Fast greedy algorithms in mapreduce and streaming

  • Authors:
  • Ravi Kumar;Benjamin Moseley;Sergei Vassilvitskii;Andrea Vattani

  • Affiliations:
  • Google, Mountain View, CA, USA;Toyota Technological Institute at Chicago, Chicago, IL, USA;Google, Mountain View, CA, USA;University of California, San Diego, CA, USA

  • Venue:
  • Proceedings of the twenty-fifth annual ACM symposium on Parallelism in algorithms and architectures
  • Year:
  • 2013

Quantified Score

Hi-index 0.00

Visualization

Abstract

Greedy algorithms are practitioners' best friends - they are intuitive, simple to implement, and often lead to very good solutions.

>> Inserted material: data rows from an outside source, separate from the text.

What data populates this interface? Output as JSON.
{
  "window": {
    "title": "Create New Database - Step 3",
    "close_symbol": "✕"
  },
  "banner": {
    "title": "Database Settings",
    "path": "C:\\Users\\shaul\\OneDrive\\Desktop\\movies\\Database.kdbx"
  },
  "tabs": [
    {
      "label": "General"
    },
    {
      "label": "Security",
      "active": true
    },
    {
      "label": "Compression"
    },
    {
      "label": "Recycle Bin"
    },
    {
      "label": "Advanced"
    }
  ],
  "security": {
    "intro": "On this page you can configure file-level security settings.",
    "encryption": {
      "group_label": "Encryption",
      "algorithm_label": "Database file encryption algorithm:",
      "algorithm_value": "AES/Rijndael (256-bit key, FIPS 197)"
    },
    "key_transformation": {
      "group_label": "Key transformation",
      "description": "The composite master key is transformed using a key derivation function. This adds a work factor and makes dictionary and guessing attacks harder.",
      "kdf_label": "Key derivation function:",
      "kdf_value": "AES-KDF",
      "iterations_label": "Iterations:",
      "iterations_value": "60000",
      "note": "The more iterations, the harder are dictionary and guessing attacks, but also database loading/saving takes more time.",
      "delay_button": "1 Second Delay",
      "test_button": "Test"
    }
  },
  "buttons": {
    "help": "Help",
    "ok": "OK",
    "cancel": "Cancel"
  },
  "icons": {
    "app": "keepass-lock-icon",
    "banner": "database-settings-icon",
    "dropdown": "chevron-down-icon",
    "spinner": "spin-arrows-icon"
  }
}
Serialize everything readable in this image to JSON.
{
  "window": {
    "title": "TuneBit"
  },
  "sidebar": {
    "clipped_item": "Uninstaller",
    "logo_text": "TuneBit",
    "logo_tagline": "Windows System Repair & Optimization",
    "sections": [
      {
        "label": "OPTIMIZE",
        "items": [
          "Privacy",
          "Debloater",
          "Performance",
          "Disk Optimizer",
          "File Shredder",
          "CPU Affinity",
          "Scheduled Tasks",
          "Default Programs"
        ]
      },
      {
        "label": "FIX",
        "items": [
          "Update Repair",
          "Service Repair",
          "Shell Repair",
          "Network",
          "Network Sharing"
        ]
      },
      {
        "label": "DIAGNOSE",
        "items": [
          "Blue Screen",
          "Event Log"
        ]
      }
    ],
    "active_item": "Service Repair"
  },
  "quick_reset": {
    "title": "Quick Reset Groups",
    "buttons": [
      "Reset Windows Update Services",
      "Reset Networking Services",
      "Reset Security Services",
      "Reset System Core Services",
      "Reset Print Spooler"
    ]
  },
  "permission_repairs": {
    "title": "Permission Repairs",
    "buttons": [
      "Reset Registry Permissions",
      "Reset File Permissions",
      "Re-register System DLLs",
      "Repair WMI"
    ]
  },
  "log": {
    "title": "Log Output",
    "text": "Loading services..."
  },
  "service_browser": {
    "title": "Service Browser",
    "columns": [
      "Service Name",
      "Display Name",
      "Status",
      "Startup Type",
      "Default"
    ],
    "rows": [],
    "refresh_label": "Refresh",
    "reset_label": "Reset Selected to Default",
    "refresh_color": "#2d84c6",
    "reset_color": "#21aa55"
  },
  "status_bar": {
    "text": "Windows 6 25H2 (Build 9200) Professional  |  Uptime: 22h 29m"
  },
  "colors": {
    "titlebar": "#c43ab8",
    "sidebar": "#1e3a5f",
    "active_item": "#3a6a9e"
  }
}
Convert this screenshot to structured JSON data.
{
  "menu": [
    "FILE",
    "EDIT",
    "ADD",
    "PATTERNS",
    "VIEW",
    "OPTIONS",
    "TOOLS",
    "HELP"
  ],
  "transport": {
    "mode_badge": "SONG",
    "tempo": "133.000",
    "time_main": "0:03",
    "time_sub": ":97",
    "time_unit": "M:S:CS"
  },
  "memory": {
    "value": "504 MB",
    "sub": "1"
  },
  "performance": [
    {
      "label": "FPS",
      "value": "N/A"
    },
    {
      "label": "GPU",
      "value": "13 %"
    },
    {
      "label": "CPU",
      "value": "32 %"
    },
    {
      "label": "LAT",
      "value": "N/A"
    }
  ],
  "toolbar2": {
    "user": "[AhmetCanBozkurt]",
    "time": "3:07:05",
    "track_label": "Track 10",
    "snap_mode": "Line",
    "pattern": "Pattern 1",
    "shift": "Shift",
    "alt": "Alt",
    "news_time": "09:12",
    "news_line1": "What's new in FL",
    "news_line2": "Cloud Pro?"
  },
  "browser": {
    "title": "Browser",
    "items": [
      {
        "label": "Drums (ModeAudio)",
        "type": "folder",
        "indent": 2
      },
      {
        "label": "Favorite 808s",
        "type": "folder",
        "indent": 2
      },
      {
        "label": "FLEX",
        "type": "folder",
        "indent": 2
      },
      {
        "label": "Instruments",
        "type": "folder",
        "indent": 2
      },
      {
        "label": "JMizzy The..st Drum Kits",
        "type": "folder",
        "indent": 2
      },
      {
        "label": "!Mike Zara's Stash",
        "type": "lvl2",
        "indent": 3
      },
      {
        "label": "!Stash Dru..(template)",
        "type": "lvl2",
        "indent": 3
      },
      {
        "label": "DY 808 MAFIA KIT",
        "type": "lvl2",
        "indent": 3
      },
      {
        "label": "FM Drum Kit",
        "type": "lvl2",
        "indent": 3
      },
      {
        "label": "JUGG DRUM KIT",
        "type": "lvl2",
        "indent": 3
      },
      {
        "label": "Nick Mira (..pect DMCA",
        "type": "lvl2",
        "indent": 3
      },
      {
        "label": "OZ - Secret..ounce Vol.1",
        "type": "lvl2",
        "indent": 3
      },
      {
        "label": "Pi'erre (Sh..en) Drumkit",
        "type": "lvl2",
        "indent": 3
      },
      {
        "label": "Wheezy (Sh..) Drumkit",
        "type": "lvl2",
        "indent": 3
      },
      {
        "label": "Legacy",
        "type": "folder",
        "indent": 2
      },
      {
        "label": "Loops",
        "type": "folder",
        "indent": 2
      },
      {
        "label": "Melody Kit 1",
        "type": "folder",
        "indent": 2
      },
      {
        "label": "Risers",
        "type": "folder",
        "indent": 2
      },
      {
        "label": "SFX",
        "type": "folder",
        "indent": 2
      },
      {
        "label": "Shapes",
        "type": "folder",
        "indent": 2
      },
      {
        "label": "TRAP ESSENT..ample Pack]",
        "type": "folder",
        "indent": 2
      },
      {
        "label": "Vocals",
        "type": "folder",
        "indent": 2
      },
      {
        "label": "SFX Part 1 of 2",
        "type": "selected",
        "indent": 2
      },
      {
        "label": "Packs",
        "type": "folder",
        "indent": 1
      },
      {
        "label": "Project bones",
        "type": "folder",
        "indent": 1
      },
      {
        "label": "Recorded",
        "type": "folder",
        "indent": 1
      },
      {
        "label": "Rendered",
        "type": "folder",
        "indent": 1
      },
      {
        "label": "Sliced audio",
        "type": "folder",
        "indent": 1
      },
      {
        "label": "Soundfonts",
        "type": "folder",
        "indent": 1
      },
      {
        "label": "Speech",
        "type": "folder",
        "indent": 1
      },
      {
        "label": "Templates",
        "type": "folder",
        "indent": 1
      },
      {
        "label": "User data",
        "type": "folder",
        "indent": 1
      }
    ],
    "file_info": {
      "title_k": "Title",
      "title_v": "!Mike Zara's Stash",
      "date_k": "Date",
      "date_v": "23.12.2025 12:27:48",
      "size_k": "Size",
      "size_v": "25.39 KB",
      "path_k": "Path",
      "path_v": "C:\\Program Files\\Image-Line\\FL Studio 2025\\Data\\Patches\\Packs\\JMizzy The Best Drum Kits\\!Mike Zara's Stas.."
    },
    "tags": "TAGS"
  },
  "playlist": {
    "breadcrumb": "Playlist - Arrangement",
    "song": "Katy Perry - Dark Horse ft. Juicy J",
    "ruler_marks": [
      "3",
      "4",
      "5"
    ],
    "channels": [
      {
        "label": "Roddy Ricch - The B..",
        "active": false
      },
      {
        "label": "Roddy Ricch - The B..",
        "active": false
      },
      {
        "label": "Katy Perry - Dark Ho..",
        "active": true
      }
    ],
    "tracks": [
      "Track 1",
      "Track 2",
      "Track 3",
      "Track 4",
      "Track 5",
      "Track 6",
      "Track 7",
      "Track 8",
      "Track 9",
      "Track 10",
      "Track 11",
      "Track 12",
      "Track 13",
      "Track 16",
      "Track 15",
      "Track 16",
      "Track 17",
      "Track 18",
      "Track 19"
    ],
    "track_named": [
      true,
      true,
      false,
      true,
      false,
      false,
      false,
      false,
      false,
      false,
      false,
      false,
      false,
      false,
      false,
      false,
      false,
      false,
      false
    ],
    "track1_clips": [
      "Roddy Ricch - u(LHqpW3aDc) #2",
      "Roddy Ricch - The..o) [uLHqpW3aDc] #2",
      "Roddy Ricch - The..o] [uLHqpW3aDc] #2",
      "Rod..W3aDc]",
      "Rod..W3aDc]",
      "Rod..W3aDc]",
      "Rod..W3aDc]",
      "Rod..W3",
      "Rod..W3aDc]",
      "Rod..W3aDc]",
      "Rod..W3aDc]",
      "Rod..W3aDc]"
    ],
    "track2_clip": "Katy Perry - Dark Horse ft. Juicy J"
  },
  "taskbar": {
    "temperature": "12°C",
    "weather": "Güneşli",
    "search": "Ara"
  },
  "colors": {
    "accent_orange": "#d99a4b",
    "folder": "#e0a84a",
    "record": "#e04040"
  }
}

However, implementing greedy algorithms in a distributed setting is challenging since the greedy choice is inherently sequential, and it is not clear how to take advantage of the extra processing power. Our main result is a powerful sampling technique that aids in parallelization of sequential algorithms. We then show how to use this primitive to adapt a broad class of greedy algorithms to the MapReduce paradigm; this class includes maximum cover and submodular maximization subject to p-system constraints. Our method yields efficient algorithms that run in a logarithmic number of rounds, while obtaining solutions that are arbitrarily close to those produced by the standard sequential greedy algorithm. We begin with algorithms for modular maximization subject to a matroid constraint, and then extend this approach to obtain approximation algorithms for submodular maximization subject to knapsack or p-system constraints. Finally, we empirically validate our algorithms, and show that they achieve the same quality of the solution as standard greedy algorithms but run in a substantially fewer number of rounds.